55-37-8 – Communicate!

1218 bespoken flight communication
Musings and insights of a voice and speech coach on a short flight

Customer Service Manager is perhaps the new name for the Senior Flight Attendant on my British Airways flight to Dublin today. It is therefore ironic that her voice catches my attention due to the level of boredom she is communicating to her captive audience. I would love to pass on two or three techniques to help her sound engaged whilst evidently reading an oft-repeated script to us.

But no one appreciates unsolicited advice, so I’ll hold my tongue and use my pen instead!

Do you ever find you struggle with your vocation when you’re in a situation where you could make a genuine difference? I’ve always remembered a phrase my older cousin uttered while I was at university in Dublin: “He was a typical lawyer; he’d examine a chair before sitting on it.” Really? Did people become their occupation? Or are we attracted to certain occupations because of our nature, or our environment?

As a then student of Marketing and Administration, I had chosen my course based on three very dubious criteria for life choices: 1) it was in Dublin, which was far from home and would allow me to spread my wings, 2) I hadn’t made the final cut for studying Drama at Trinity, and 3) Marketing was a brand-new course in the late 80’s so seemed rather sexy. Nothing like the pressure, thought and decision-making that goes into course choices today, for sure.

Going back to the occupation vs nature-nurture argument, I thrived on the course, perhaps because I had been raised by a father who ran four businesses where customer service was part of our upbringing.

Insight #1, Ms. Customer Service Manager: your audience can’t see you so you’re already without the 55% of communication that people perceive through body language.

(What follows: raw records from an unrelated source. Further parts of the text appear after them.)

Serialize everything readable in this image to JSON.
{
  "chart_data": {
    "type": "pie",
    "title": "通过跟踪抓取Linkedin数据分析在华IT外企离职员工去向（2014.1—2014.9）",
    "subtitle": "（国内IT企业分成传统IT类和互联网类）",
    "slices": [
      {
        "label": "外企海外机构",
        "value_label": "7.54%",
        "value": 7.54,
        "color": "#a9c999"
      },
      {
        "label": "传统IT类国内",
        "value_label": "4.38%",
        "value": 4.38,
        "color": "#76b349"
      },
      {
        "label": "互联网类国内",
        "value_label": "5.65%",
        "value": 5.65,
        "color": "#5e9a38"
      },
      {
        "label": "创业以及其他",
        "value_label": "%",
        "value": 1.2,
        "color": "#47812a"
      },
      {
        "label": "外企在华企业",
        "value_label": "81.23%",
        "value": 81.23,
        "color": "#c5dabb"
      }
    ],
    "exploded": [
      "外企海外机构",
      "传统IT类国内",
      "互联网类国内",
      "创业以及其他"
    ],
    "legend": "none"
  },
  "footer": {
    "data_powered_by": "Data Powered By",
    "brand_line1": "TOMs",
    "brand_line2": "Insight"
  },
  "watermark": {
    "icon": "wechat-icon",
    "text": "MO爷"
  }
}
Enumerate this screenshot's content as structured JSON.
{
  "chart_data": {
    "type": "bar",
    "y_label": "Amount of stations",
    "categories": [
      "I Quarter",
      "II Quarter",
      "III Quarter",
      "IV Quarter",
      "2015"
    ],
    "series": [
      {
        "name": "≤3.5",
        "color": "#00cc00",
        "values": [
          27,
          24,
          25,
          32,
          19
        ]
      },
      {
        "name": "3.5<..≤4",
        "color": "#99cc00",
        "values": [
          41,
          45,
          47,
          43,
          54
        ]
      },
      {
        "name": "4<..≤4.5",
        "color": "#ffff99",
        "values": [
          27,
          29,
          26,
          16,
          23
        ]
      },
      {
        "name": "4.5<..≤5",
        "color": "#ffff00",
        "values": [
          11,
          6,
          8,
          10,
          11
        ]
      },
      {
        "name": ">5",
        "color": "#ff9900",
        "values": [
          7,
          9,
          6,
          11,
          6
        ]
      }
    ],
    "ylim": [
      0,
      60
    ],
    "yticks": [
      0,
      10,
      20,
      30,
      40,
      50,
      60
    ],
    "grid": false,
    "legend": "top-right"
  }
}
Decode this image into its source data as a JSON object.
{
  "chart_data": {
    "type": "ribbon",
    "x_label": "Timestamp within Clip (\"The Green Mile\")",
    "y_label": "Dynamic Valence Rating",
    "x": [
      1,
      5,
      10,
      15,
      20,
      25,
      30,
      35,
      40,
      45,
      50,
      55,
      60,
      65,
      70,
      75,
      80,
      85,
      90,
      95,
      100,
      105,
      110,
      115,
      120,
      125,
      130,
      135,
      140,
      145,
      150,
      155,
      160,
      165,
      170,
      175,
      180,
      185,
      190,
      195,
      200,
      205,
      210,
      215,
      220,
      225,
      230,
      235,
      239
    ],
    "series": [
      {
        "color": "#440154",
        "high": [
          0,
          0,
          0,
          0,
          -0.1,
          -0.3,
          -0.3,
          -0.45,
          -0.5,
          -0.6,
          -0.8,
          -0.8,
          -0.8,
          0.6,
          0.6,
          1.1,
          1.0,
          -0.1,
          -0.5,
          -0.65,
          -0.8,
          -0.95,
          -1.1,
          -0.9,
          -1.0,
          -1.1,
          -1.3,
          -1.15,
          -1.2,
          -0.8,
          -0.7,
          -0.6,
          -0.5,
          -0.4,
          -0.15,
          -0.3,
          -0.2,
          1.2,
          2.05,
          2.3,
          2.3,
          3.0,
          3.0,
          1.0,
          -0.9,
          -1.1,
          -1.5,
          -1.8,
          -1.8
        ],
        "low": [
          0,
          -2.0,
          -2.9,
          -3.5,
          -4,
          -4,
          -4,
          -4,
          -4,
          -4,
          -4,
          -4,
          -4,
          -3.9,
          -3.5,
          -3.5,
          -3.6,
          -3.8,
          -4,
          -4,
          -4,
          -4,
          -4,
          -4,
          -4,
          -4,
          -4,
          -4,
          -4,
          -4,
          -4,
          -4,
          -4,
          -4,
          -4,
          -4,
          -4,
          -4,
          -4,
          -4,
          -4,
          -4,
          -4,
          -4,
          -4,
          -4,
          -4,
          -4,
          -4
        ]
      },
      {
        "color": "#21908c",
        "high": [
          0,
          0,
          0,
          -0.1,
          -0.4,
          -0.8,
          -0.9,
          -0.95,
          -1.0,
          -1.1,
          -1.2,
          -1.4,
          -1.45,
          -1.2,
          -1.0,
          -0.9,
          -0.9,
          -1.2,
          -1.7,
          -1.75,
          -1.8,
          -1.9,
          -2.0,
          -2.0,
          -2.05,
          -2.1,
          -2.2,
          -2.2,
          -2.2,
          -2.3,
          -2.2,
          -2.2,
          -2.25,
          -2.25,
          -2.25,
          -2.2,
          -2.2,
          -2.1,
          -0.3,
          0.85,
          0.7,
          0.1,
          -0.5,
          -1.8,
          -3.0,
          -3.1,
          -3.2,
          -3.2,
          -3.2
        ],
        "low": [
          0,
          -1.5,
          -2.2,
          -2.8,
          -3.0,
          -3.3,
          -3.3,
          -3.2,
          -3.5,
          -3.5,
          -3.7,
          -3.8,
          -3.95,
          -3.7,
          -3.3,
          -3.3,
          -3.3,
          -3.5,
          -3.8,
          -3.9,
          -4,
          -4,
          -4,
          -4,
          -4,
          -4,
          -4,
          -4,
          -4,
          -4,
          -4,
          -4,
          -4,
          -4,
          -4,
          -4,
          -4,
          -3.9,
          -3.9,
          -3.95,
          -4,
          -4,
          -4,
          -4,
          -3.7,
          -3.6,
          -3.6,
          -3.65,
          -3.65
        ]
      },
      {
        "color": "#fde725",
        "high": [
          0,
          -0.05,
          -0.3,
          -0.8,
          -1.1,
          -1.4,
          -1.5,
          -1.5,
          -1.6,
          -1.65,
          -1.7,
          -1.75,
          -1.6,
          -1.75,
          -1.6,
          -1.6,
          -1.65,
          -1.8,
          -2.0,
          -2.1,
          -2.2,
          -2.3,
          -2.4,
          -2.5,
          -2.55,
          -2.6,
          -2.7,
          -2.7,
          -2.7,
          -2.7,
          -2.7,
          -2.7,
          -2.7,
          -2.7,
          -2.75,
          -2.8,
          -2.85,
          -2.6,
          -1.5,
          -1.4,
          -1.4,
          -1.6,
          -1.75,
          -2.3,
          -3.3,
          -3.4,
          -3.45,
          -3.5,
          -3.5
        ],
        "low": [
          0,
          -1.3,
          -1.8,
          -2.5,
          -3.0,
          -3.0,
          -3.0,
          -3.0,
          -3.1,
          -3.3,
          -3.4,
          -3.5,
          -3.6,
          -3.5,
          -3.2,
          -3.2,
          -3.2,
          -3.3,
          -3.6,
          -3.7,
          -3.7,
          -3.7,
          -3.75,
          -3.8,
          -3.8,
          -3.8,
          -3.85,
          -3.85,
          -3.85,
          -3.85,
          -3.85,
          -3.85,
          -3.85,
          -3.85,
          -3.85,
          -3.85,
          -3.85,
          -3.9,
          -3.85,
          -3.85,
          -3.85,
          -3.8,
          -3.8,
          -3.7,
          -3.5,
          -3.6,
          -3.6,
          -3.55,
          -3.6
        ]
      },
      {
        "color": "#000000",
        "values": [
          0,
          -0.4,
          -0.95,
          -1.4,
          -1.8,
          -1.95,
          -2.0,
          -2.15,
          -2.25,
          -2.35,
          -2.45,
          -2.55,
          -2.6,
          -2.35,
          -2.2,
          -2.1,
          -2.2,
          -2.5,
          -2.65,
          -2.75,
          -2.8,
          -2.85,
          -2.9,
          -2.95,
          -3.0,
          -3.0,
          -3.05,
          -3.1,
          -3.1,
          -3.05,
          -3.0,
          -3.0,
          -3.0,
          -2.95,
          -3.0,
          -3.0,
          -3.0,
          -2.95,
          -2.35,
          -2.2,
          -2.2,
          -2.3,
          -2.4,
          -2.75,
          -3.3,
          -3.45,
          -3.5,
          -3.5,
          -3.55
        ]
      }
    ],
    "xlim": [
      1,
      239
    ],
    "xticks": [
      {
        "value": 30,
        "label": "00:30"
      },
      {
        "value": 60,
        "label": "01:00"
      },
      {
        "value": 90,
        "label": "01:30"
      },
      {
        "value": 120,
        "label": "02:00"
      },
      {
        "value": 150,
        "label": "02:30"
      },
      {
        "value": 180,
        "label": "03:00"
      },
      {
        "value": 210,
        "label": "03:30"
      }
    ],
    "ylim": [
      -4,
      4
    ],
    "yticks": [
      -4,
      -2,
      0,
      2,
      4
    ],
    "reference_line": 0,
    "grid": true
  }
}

Incidentally, whilst at university, I co-founded the college’s Drama Society. Having been raised watching four live shows a year, one could say that came from nurturing. But also nature because my two sisters did not gravitate towards drama.

Ten years in the corporate world, the latter in international marketing reinforced the rightness of my marketing course choice. Being marketing oriented, I’m intolerant of poor service and always proudly promote the services of businesses that had delivered exceptional customer service.

Insight #2: Your audience are receiving six times more communication through your tone of voice than your words (content). So, if your tone says, “I’m bored” that’s coming across loud and clear, drowning out the message that “we’re delighted to have you on board.”

Insight #2: Your audience are receiving six times more communication through your tone of voice than your words (content). So, if your tone says, “I’m bored” that’s coming across loud and clear, drowning out the message that “we’re delighted to have you on board.”
Insight #2: Your audience are receiving six times more communication through your tone of voice than your words (content). So, if your tone says, “I’m bored” that’s coming across loud and clear, drowning out the message that “we’re delighted to have you on board.”

Another memory further reinforces my cousin’s words. I was volunteering at a youth camp with a youth leader who was a microbiologist. When one young teen fell and grazed himself, I immediately expressed concern that the game being played hadn’t been organised to be risk-free, the microbiologist simply looked at the wound and dismissed him, saying it was just a surface graze and no infection was likely! Our occupations appeared to directly influence our reactions.

Insight #3: Sometimes it’s easy to be so experienced at what you do, you miss out on the humans you’re doing it for. As Roosevelt said, “Nobody cares how much you know until they know how much you care.” I want to know that it matters that I’m on this flight.

I have failed to identify much in the way of research in the area of vocation vs. nature/nurture. The only remotely relevant writing I found on this is ‘The Nature and Nurture of Vocational Interests’ (from the book Conceptualising Vocational Interests, a chapter contributed by Linda S. Gottfredson, 1999). In terms of career coaching, I found the following interesting,

“Counselling psychology regards the individuals as active agents in their own self-development… we become who we are through our experiences, which emerge from the complex interplay between genes and our environment. The interplay is far from understood, but its very existence confirms by nature that we are active, seeking, self-creating beings, working incessantly to mold, remake and exploit environments to our needs and tastes. Our genes do not predestine who we become, but they do ensure that we will take an active hand in creating ourselves.”

It is that penultimate sentence that says the most about my argument. We do work to ‘mould, remake and exploit our environments according to our needs and tastes’. So perhaps once we are trained in the work to which we have become drawn, based on our interests, nature and environment, we tend to imprint that training back onto our world.

 Insight #4: Imagine if you would, Ms. Customer Service Manager, that this is my first flight and I have never heard those words before. Now, speak to me. I’m listening. You’ve asked for my attention and I’m sitting on this flight ready to receive.

Today, I train and coach communication skills, taking the best of both my marketing background and my speech and drama training to help clients connect with their audience in a powerful, effective and engaging way. You could say nature, nurture and vocation have all come together for me.

But right now, I need to get off this flight and resist talking to the Customer Service Manager!